As smaller and smaller language models enable AI development and inference on smaller and smaller device platforms, AI access will increase proportionally. Language models exist to run on Raspberry Pi, and people are running LLMs on their phones – not counting the 100 million-plus mobile users of OpenAI’s ChatGPT. As the AI access curve flattens, more and more workers will gain familiarity with AI and will become accustomed to using AI to achieve daily levels of productivity now thought impossible.

But this is only true of that segment of workers who are open-minded enough to embrace new technology. There are still Gen X and Boomer workers out there who have never had a computer in the home. Could they have afforded a Chromebook or something over the years? Undoubtedly many of them could have. But it was their conscious decision, made long ago, to not gain the same level of tech familiarity as a personal computer user.
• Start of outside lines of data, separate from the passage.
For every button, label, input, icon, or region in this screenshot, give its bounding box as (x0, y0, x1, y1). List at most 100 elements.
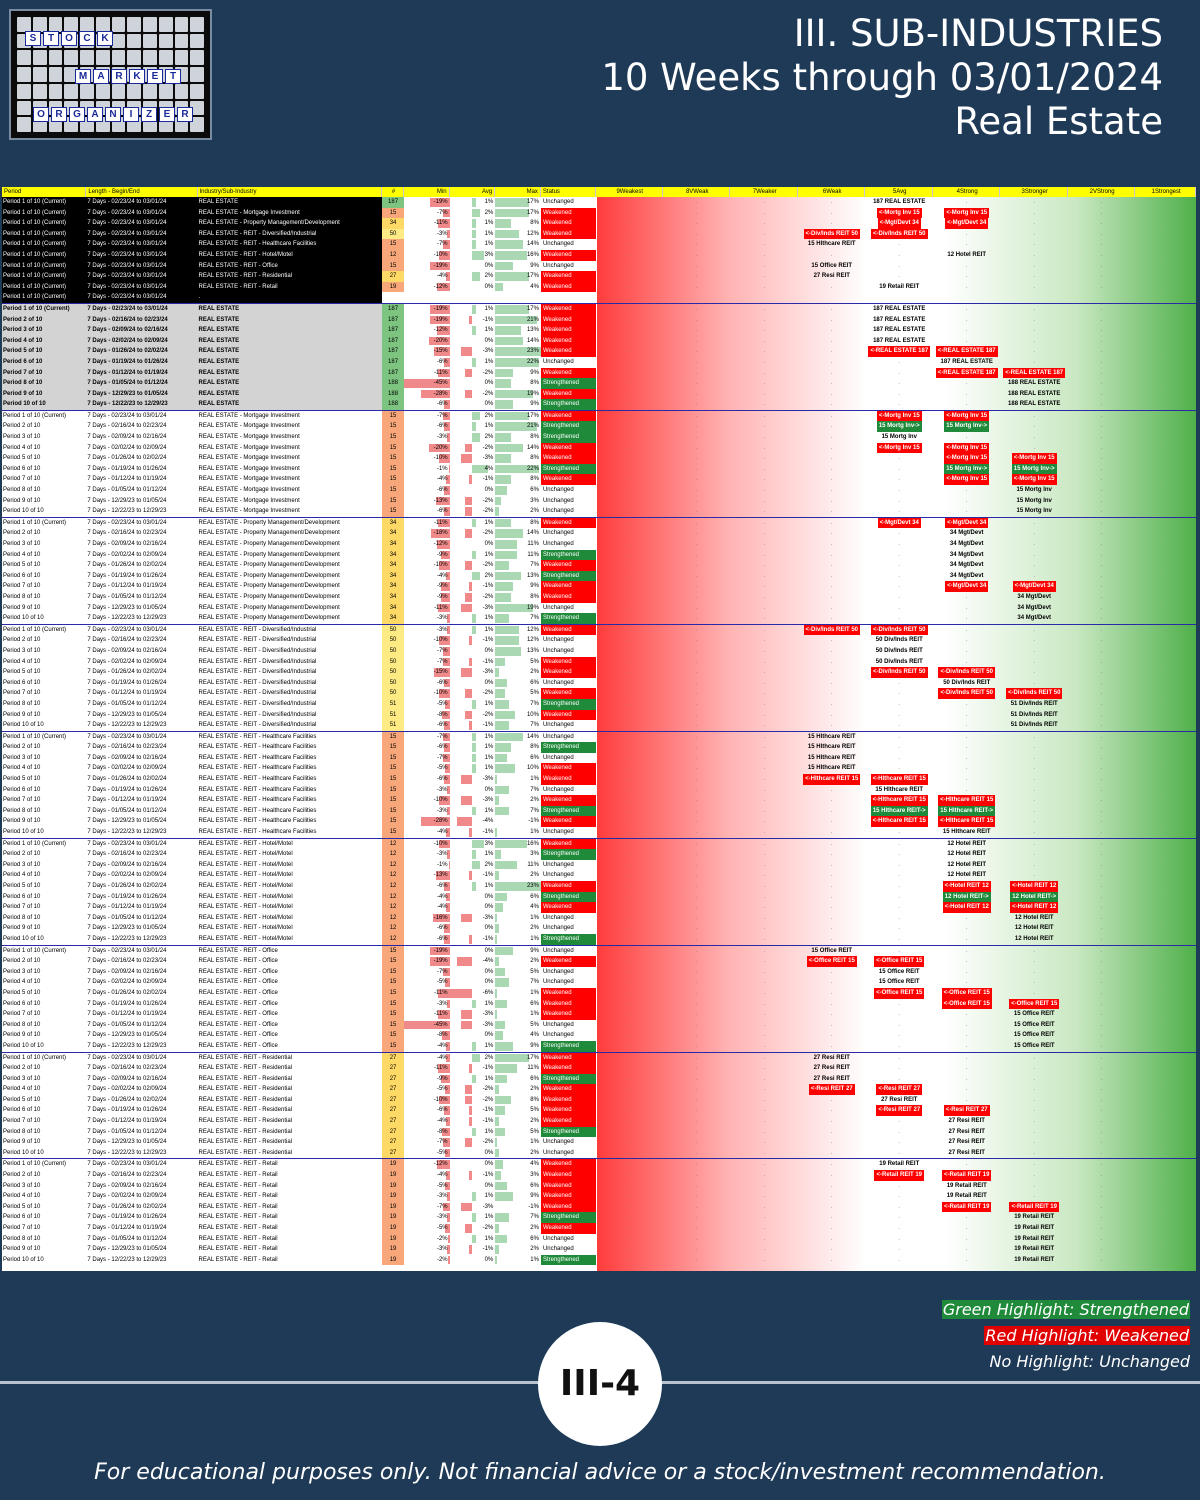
max-value: 16% (526, 840, 539, 847)
min-value: -2% (436, 1235, 448, 1242)
max-bar (495, 443, 524, 453)
max-value: 13% (526, 572, 539, 579)
avg-cell: -2% (450, 688, 496, 699)
zone-cell-7: . (731, 657, 798, 668)
length-cell: 7 Days - 01/26/24 to 02/02/24 (87, 669, 167, 676)
zone-cell-9: . (596, 453, 663, 464)
min-value: -5% (436, 1149, 448, 1156)
column-header[interactable]: Length - Begin/End (86, 187, 198, 197)
table-row: Period 4 of 10 7 Days - 02/02/24 to 02/09… (2, 1191, 1196, 1202)
zone-cell-6: . (798, 806, 865, 817)
count-cell: 34 (382, 560, 404, 571)
column-header[interactable]: 3Stronger (1000, 187, 1068, 197)
industry-cell: REAL ESTATE - Property Management/Develo… (198, 562, 340, 569)
table-row: Period 1 of 10 (Current) 7 Days - 02/23/2… (2, 302, 1196, 315)
status-badge: Weakened (540, 388, 596, 400)
min-cell: -3% (404, 999, 450, 1010)
max-bar (495, 850, 502, 859)
zone-cell-9: . (596, 902, 663, 913)
column-header[interactable]: 1Strongest (1135, 187, 1196, 197)
column-header[interactable]: 7Weaker (730, 187, 798, 197)
zone-cell-9: . (596, 839, 663, 850)
empty-marker: . (1033, 1075, 1036, 1082)
empty-marker: . (965, 199, 968, 205)
zone-cell-5: . (866, 464, 933, 475)
empty-marker: . (1164, 776, 1167, 783)
sub-industry-marker: <-Div/Inds REIT 50 (803, 624, 861, 636)
max-value: 3% (530, 1172, 539, 1179)
zone-cell-8: . (663, 581, 730, 592)
min-value: -6% (436, 1107, 448, 1114)
empty-marker: . (628, 1086, 631, 1093)
min-cell: -4% (404, 827, 450, 838)
column-header[interactable]: Max (495, 187, 541, 197)
empty-marker: . (1164, 348, 1167, 355)
zone-cell-2: . (1068, 399, 1135, 410)
min-cell: -4% (404, 474, 450, 485)
empty-marker: . (830, 305, 833, 312)
status-badge: Weakened (540, 1201, 596, 1213)
zone-cell-5: . (866, 550, 933, 561)
count-cell: 34 (382, 570, 404, 582)
avg-value: 1% (484, 1214, 494, 1221)
empty-marker: . (695, 220, 698, 227)
empty-marker: . (965, 615, 968, 622)
zone-cell-8: . (663, 485, 730, 496)
empty-marker: . (898, 1032, 901, 1039)
empty-marker: . (898, 1075, 901, 1082)
count-cell: 19 (382, 1254, 404, 1266)
status-badge: Weakened (540, 838, 596, 850)
zone-cell-6: . (798, 1234, 865, 1245)
min-value: -15% (433, 669, 448, 676)
zone-cell-3: . (1000, 806, 1067, 817)
length-cell: 7 Days - 12/22/23 to 12/29/23 (87, 829, 167, 836)
max-bar (495, 1234, 508, 1244)
empty-marker: . (965, 1256, 968, 1263)
zone-cell-1: . (1135, 571, 1196, 582)
table-row: Period 4 of 10 7 Days - 02/02/24 to 02/09… (2, 977, 1196, 988)
logo-tile (158, 33, 173, 49)
period-cell: Period 3 of 10 (3, 434, 41, 441)
zone-cell-8: . (663, 315, 730, 326)
period-cell: Period 5 of 10 (3, 1096, 41, 1103)
column-header[interactable]: 6Weak (798, 187, 866, 197)
column-header[interactable]: # (382, 187, 404, 197)
column-header[interactable]: 9Weakest (596, 187, 663, 197)
min-cell: -28% (404, 816, 450, 827)
zone-cell-5: . (866, 742, 933, 753)
avg-cell: 1% (450, 763, 496, 774)
industry-cell: REAL ESTATE - REIT - Healthcare Faciliti… (198, 733, 317, 740)
empty-marker: . (830, 647, 833, 654)
column-header[interactable]: 8VWeak (663, 187, 731, 197)
max-cell: 2% (495, 1116, 541, 1127)
avg-cell: -1% (450, 1244, 496, 1255)
empty-marker: . (695, 508, 698, 515)
empty-marker: . (763, 251, 766, 258)
column-header[interactable]: Status (541, 187, 596, 197)
empty-marker: . (830, 1161, 833, 1168)
zone-cell-9: . (596, 1191, 663, 1202)
column-header[interactable]: 4Strong (933, 187, 1001, 197)
zone-cell-4: <-Mortg Inv 15 (933, 442, 1000, 454)
column-header[interactable]: Period (2, 187, 87, 197)
min-cell: -8% (404, 1030, 450, 1041)
column-header[interactable]: 5Avg (865, 187, 933, 197)
zone-cell-9: . (596, 1255, 663, 1266)
max-bar (495, 785, 510, 795)
min-value: -6% (436, 401, 448, 408)
column-header[interactable]: Industry/Sub-Industry (198, 187, 383, 197)
empty-marker: . (1100, 754, 1103, 761)
table-row: Period 1 of 10 (Current) 7 Days - 02/23/2… (2, 623, 1196, 636)
column-header[interactable]: 2VStrong (1068, 187, 1136, 197)
column-header[interactable]: Min (404, 187, 450, 197)
zone-cell-1: . (1135, 1137, 1196, 1148)
empty-marker: . (830, 541, 833, 547)
avg-bar (472, 625, 477, 635)
column-header[interactable]: Avg (450, 187, 496, 197)
avg-value: 1% (484, 358, 494, 365)
min-bar (439, 636, 450, 645)
zone-cell-1: . (1135, 892, 1196, 903)
zone-cell-5: . (866, 1041, 933, 1052)
avg-value: 0% (484, 786, 494, 793)
zone-cell-2: . (1068, 1053, 1135, 1064)
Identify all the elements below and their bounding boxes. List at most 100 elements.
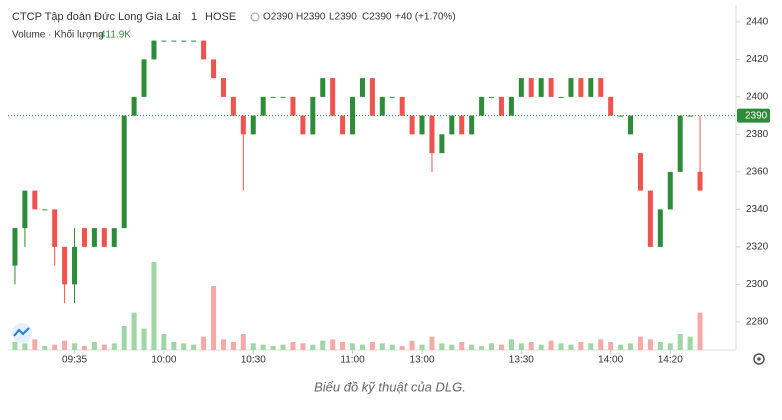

Up to 1 in 7 American adults don’t have a smartphone, up to 39% of seniors. For many of these people, this decision is certainly conscious: Could they have one if they wanted? Most likely. Do they want one? Probably not.

AI is already proving a divisive flashpoint in American culture. From artists’ concerns of plagiarism and copyright infringement to revenge porn, AI is either being blamed for (or being actively used to commit) horrible injustices. Memory is not ephemeral – many of the same people who are decrying AI today are the same people who will be complaining of “lost jobs” in 10 years, while deleting “spam” emails from AI training programs. They will scream “operator” into every customer service line until age 120.

They don’t like AI, they don’t want it, they won’t work with it.

The elevator operator of yore is the example often given for replacement by technology, but were their skills restricted to pressing elevator buttons?

I don’t think many workers will need to be permanently displaced as a result of AI – but I do see job titles being lost. The elevator operator of yore is the example often given for replacement by technology, but were their skills restricted to pressing elevator buttons? Could the same skill set not be used by a concierge, a personal assistant, a chauffeur? The elevator operator cultivated skills of personability, customer service, and grace under fire – the elevator was just the means by which he attained those skills.

Screenshot of Y-Love on Mastodon from April 5: "Could ChatGPT put journalists out of work? Absolutely.
Not hardworking, incisive journalists, mind you. Not storytellers with creativity, or photo editors with eyes of artists. But Mr. Phoning-It-In? Ms. Already-Quiet-Quit? Mx. Bare-Minimum? Yeah, their days are 
numbered."
There’s no replacement for valuable workers and their talents. There is, however, a replacement for phoning it in.

Workers who flatly refuse to learn how to interact with AI, to learn how to best use AI to sharpen or augment their existing skills, will be pining for the “good old days” of 2019 for the rest of their lives, and will lament how “AI took their job”. The workers who re-evaluate their skillsets, who realize that their skills need only to be reapplied in new contexts and ways – no, they’re not just someone who filled in spreadsheets all day, they solved financial problems! – will never be replaced by AI. They may get new job titles, they may find themselves “suddenly surrounded by” AI, but they will continue to flourish by demonstrating the skillsets they’ve been cultivating this whole time.

AI will only make such workers better, and prove – there’s no replacing them.